Conclusion: The August U.S. budget numbers released earlier today showed marginal improvement versus July.
We continue to remain alarmed about the U.S. budget deficit as the U.S. government printed its record 23rd straight monthly budget deficit. That said, while we aren’t ready to reduce our estimate for the U.S. government deficit, the August results did show marginal improvement versus July, specifically on the expense side.
Normalizing for a 1-time FDIC payment, outlays in the year-to-date, excluding TARP, payments to GSEs, and interest payments, were up 9.4% for the first eleven months of the government’s fiscal year. This is an improvement from the July results that showed outlays, on an apples-to-apples basis, up 10.4% for the first 10-months. Expenses are outlined directly in the chart below and, once again, all line items are up on a year-over-year basis, though the sequential decline in expenses from July to August is noteworthy.

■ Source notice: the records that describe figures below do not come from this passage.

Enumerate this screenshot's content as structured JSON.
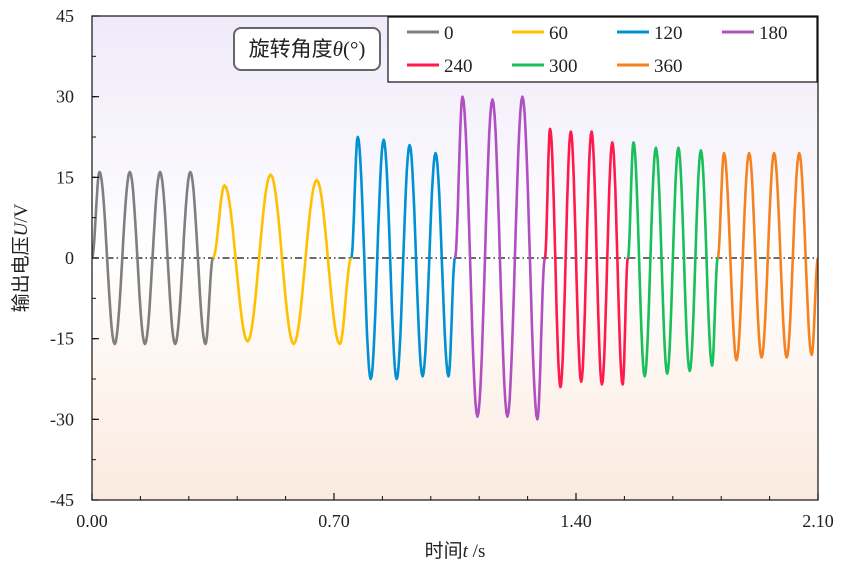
{
  "chart_data": {
    "type": "line",
    "xlabel": "时间",
    "xlabel_var": "t",
    "xlabel_unit": " /s",
    "ylabel": "输出电压",
    "ylabel_var": "U",
    "ylabel_unit": "/V",
    "xlim": [
      0,
      2.1
    ],
    "ylim": [
      -45,
      45
    ],
    "xticks": [
      0.0,
      0.7,
      1.4,
      2.1
    ],
    "xtick_labels": [
      "0.00",
      "0.70",
      "1.40",
      "2.10"
    ],
    "yticks": [
      -45,
      -30,
      -15,
      0,
      15,
      30,
      45
    ],
    "ytick_labels": [
      "-45",
      "-30",
      "-15",
      "0",
      "15",
      "30",
      "45"
    ],
    "zero_line": "dash-dot",
    "grid": false,
    "background": "vertical gradient, lavender top to peach bottom",
    "annotation": {
      "text": "旋转角度",
      "var": "θ",
      "unit": "(°)"
    },
    "legend_placement": "top-right",
    "series": [
      {
        "name": "0",
        "color": "#7f7f7f",
        "t_start": 0.0,
        "t_end": 0.35,
        "peaks": [
          16,
          16,
          16,
          16
        ],
        "troughs": [
          -16,
          -16,
          -16,
          -16
        ]
      },
      {
        "name": "60",
        "color": "#ffc000",
        "t_start": 0.35,
        "t_end": 0.75,
        "peaks": [
          13.5,
          15.5,
          14.5
        ],
        "troughs": [
          -15.5,
          -16,
          -16
        ]
      },
      {
        "name": "120",
        "color": "#0091d5",
        "t_start": 0.75,
        "t_end": 1.05,
        "peaks": [
          22.5,
          22,
          21,
          19.5
        ],
        "troughs": [
          -22.5,
          -22.5,
          -22
        ]
      },
      {
        "name": "180",
        "color": "#b04fc2",
        "t_start": 1.05,
        "t_end": 1.31,
        "peaks": [
          30,
          29.5,
          30
        ],
        "troughs": [
          -29.5,
          -29.5,
          -30
        ]
      },
      {
        "name": "240",
        "color": "#ff1a4b",
        "t_start": 1.31,
        "t_end": 1.55,
        "peaks": [
          24,
          23.5,
          23.5,
          21.5
        ],
        "troughs": [
          -24,
          -23,
          -23.5
        ]
      },
      {
        "name": "300",
        "color": "#18bf5a",
        "t_start": 1.55,
        "t_end": 1.81,
        "peaks": [
          21.5,
          20.5,
          20.5,
          20
        ],
        "troughs": [
          -22,
          -21.5,
          -21,
          -20
        ]
      },
      {
        "name": "360",
        "color": "#f58220",
        "t_start": 1.81,
        "t_end": 2.1,
        "peaks": [
          19.5,
          19.5,
          19.5,
          19.5
        ],
        "troughs": [
          -19,
          -18.5,
          -18.5,
          -18
        ]
      }
    ]
  }
}
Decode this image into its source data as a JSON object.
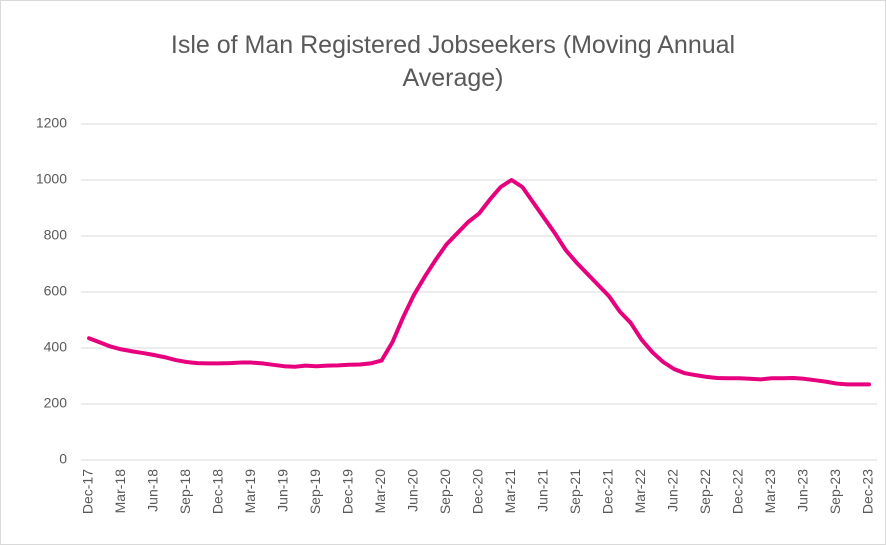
{
  "chart_data": {
    "type": "line",
    "title": "Isle of Man Registered Jobseekers (Moving Annual Average)",
    "categories": [
      "Dec-17",
      null,
      null,
      "Mar-18",
      null,
      null,
      "Jun-18",
      null,
      null,
      "Sep-18",
      null,
      null,
      "Dec-18",
      null,
      null,
      "Mar-19",
      null,
      null,
      "Jun-19",
      null,
      null,
      "Sep-19",
      null,
      null,
      "Dec-19",
      null,
      null,
      "Mar-20",
      null,
      null,
      "Jun-20",
      null,
      null,
      "Sep-20",
      null,
      null,
      "Dec-20",
      null,
      null,
      "Mar-21",
      null,
      null,
      "Jun-21",
      null,
      null,
      "Sep-21",
      null,
      null,
      "Dec-21",
      null,
      null,
      "Mar-22",
      null,
      null,
      "Jun-22",
      null,
      null,
      "Sep-22",
      null,
      null,
      "Dec-22",
      null,
      null,
      "Mar-23",
      null,
      null,
      "Jun-23",
      null,
      null,
      "Sep-23",
      null,
      null,
      "Dec-23"
    ],
    "values": [
      435,
      420,
      405,
      395,
      388,
      382,
      375,
      367,
      357,
      350,
      346,
      345,
      345,
      346,
      348,
      348,
      345,
      340,
      335,
      333,
      337,
      335,
      337,
      338,
      340,
      341,
      345,
      355,
      420,
      510,
      590,
      655,
      715,
      770,
      810,
      850,
      880,
      930,
      975,
      1000,
      975,
      920,
      865,
      810,
      750,
      705,
      665,
      625,
      585,
      530,
      490,
      430,
      385,
      350,
      325,
      310,
      303,
      297,
      293,
      292,
      292,
      290,
      288,
      292,
      292,
      293,
      290,
      285,
      280,
      273,
      270,
      270,
      270
    ],
    "color": "#e6007e",
    "ylim": [
      0,
      1200
    ],
    "yticks": [
      0,
      200,
      400,
      600,
      800,
      1000,
      1200
    ],
    "grid": true
  }
}
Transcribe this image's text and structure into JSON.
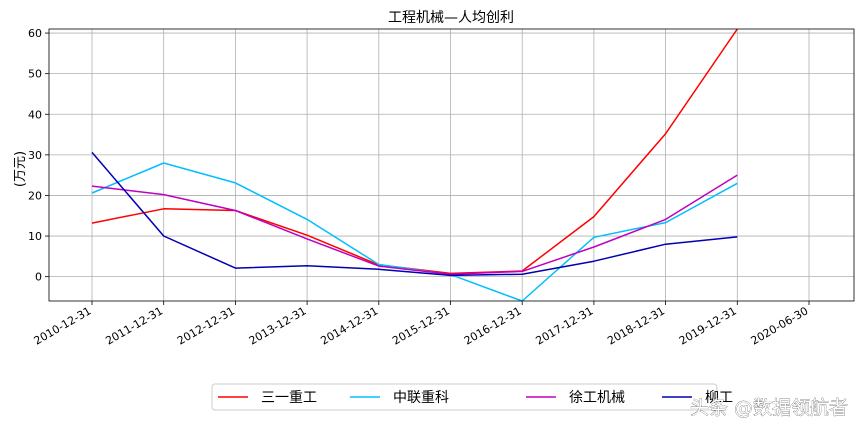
{
  "chart_data": {
    "type": "line",
    "title": "工程机械—人均创利",
    "xlabel": "",
    "ylabel": "(万元)",
    "categories": [
      "2010-12-31",
      "2011-12-31",
      "2012-12-31",
      "2013-12-31",
      "2014-12-31",
      "2015-12-31",
      "2016-12-31",
      "2017-12-31",
      "2018-12-31",
      "2019-12-31",
      "2020-06-30"
    ],
    "ylim": [
      -6,
      61
    ],
    "yticks": [
      0,
      10,
      20,
      30,
      40,
      50,
      60
    ],
    "grid": true,
    "legend_position": "bottom-center",
    "series": [
      {
        "name": "三一重工",
        "color": "#ff0000",
        "values": [
          13.2,
          16.7,
          16.3,
          10.2,
          2.9,
          0.8,
          1.4,
          14.8,
          35.2,
          61.0,
          null
        ]
      },
      {
        "name": "中联重科",
        "color": "#00bfff",
        "values": [
          20.6,
          28.0,
          23.1,
          14.1,
          3.0,
          0.5,
          -6.0,
          9.7,
          13.3,
          23.0,
          null
        ]
      },
      {
        "name": "徐工机械",
        "color": "#bf00bf",
        "values": [
          22.3,
          20.2,
          16.3,
          9.3,
          2.6,
          0.6,
          1.3,
          7.3,
          14.1,
          25.0,
          null
        ]
      },
      {
        "name": "柳工",
        "color": "#0000b4",
        "values": [
          30.6,
          10.0,
          2.1,
          2.7,
          1.8,
          0.3,
          0.6,
          3.8,
          8.0,
          9.8,
          null
        ]
      }
    ]
  },
  "watermark": "头条 @数据领航者"
}
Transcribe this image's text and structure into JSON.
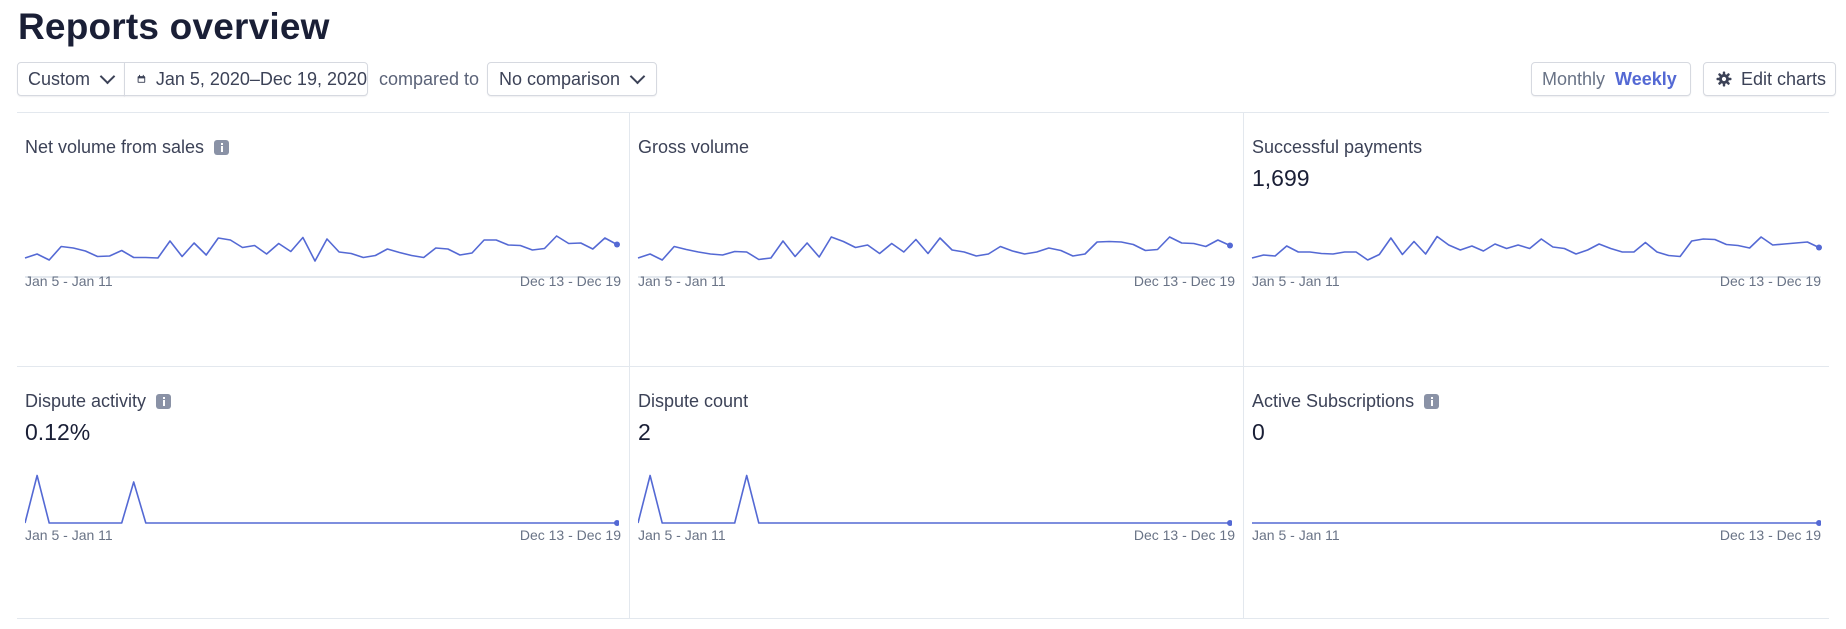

On the revenue side, government revenues in the year-to-date are up about 1.5% for the first eleven months of the fiscal year. While this is a positive, if we normalize this for revenue from the Federal Reserve, Federal revenue actually declined about 0.1% year-over-year. In the statement today, the Treasury Department explained the increase in revenue from the Federal Reserve by stating the following:
“The larger remittances stemmed from higher profits earned by the Federal Reserve, which primarily reflect the central bank’s much larger portfolio and its shift to riskier and thus higher-yielding investments in support of the housing market and the broader economy.”
We’re not sure that the Fed having a riskier portfolio is a long term trend of income we would want to bet on.
In aggregate, revenue is up small on a year-over-year basis and outlays are up almost double digits, which is quite negative as it relates to the fiscal future of the United States. But on the margin August was an improvement from July . . . if only marginal.